I've been in therapy with NOCD since the beginning of this year. Looking back over the course of the year, therapy certainly brought me some comfort, but lately, I realized I wasn't quite going about it the right way. For most of my life, I've done talk-therapy sessions, where the goal is to talk out your problems in a rational way. I got good at this; so good, that during my therapy sessions, I felt like I wanted to talk about everything wrong in my life. I remember feeling so overwhelmed earlier this year to speak to my therapist, because our sessions are generally 30 minutes and I was always wondering how I could possibly discuss all my life problems in that short of a time.
It took me until last month to really realize what ERP is; ERP is sitting with uncertainty. Not fighting it, avoiding it, or neutralizing it. Looking back on previous sessions, I think I always wanted to talk about my problems because I was too afraid to just sit with their uncertainty. However, I noticed that whenever I dumped my emotions and stress on the therapy table, I'd feel better for a few days, and it would all return again. Over the past 3 years, I've returned to the same talk therapist on and off again. He has helped me tremendously with repairing some of my relationships, but talk therapy doesn't work for OCD. When I'd walk into his office after a few months, he'd always ask, "so why are you here?"
I never knew how to answer that question. Because it always felt so urgent for me to just talk to someone about my OCD. But that therapist didn't specialize in OCD, and his philosophy was that by "focusing on improving other areas of my life, my OCD symptoms would shrink." Which is true to a small extent. But my intrusive thoughts and rumination would keep coming back again and again.
I felt hopeless and embarrassed to talk about my OCD. It felt like I was making excuses, and that I just wasn't strong enough to follow my talk therapist's advice. Like everyone else knew a secret ingredient to life that I didn't, and because I didn't, I was damned to repeat the same cycles my whole life.
Luckily, that has changed lately.
I'm realizing that I have been hunting for certainty for so long that I had forgotten that life is uncertain.

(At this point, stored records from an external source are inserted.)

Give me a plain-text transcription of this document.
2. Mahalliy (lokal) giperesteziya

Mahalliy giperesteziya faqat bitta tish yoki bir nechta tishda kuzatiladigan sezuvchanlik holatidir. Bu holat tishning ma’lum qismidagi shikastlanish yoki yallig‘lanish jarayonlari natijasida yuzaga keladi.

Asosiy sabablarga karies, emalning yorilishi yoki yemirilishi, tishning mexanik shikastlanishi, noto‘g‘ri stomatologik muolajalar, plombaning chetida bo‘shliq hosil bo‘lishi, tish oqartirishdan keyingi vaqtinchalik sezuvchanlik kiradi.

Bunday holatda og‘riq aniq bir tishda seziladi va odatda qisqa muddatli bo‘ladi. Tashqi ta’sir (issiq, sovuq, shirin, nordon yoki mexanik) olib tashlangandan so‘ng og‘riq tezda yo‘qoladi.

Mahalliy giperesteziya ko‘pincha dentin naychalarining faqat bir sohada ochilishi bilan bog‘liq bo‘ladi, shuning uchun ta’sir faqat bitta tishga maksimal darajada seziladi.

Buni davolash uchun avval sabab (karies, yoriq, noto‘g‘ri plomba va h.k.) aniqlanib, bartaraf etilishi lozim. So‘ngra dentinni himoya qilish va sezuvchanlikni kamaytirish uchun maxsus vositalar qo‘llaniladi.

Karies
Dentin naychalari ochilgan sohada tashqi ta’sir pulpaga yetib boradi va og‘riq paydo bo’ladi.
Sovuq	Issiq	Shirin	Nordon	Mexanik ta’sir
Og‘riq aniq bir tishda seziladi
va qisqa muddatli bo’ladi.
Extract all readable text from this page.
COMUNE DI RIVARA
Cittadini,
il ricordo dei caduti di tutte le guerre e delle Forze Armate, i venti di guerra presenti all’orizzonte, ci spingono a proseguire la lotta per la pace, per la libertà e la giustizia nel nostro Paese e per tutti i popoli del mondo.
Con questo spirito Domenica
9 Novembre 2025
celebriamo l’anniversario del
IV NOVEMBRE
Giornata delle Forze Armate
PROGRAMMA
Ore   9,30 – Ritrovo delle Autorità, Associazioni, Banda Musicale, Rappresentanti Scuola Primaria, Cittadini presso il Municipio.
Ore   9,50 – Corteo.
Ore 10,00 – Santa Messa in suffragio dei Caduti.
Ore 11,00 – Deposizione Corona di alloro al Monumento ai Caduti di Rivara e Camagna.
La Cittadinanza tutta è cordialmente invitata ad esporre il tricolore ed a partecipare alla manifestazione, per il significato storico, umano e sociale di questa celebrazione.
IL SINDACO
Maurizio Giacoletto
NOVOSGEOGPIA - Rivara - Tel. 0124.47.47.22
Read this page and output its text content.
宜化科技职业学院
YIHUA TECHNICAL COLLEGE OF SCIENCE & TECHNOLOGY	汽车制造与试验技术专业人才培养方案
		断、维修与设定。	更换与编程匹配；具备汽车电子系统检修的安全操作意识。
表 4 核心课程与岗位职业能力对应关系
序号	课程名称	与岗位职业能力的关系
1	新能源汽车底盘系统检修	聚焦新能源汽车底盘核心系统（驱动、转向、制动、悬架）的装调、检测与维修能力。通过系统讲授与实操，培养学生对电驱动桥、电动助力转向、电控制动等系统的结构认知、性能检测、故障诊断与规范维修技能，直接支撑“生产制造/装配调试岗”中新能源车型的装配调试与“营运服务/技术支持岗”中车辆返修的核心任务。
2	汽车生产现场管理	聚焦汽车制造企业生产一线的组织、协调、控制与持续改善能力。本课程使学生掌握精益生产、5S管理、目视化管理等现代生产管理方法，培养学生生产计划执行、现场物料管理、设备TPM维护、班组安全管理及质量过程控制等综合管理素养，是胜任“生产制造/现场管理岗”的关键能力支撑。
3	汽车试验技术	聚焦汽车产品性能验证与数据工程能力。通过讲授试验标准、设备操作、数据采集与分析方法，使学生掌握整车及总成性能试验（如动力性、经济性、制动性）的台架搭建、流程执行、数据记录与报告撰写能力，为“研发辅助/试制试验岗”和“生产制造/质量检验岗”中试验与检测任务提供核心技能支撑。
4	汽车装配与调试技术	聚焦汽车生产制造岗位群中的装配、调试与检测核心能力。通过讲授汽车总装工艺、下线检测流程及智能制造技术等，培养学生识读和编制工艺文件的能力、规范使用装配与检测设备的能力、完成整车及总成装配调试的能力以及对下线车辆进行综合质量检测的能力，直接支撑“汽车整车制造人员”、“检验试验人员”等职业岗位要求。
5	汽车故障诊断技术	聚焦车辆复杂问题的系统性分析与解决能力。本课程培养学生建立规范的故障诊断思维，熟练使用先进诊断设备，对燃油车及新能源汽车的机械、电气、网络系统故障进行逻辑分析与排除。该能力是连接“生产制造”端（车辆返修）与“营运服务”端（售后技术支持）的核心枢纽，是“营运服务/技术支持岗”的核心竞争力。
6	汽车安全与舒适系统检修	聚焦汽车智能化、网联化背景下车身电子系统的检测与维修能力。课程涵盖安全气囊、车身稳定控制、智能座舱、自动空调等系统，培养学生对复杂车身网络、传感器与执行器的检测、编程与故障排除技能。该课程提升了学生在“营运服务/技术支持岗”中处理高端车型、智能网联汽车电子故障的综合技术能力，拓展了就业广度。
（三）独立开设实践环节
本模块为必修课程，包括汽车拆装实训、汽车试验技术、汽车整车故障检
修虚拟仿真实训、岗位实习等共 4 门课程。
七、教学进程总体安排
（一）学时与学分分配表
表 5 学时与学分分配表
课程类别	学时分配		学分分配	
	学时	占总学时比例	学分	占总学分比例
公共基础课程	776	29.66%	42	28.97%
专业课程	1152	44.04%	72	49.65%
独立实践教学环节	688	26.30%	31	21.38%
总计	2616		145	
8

Now in my ERP sessions, I focus on doing exposures and sitting with and through my discomfort. I'm not perfect at it, but I'm making progress. I'm comparing myself less to the other people in my life, and focusing more on my own growth. It is still so hard; I'm sitting down right now to make a budget for my finances, and I am terrified to do so. But I know that uncertainty is the key, and accepting it is my road to healing.
I wish you all good luck on your ERP journey, and remember that uncertainty makes us human.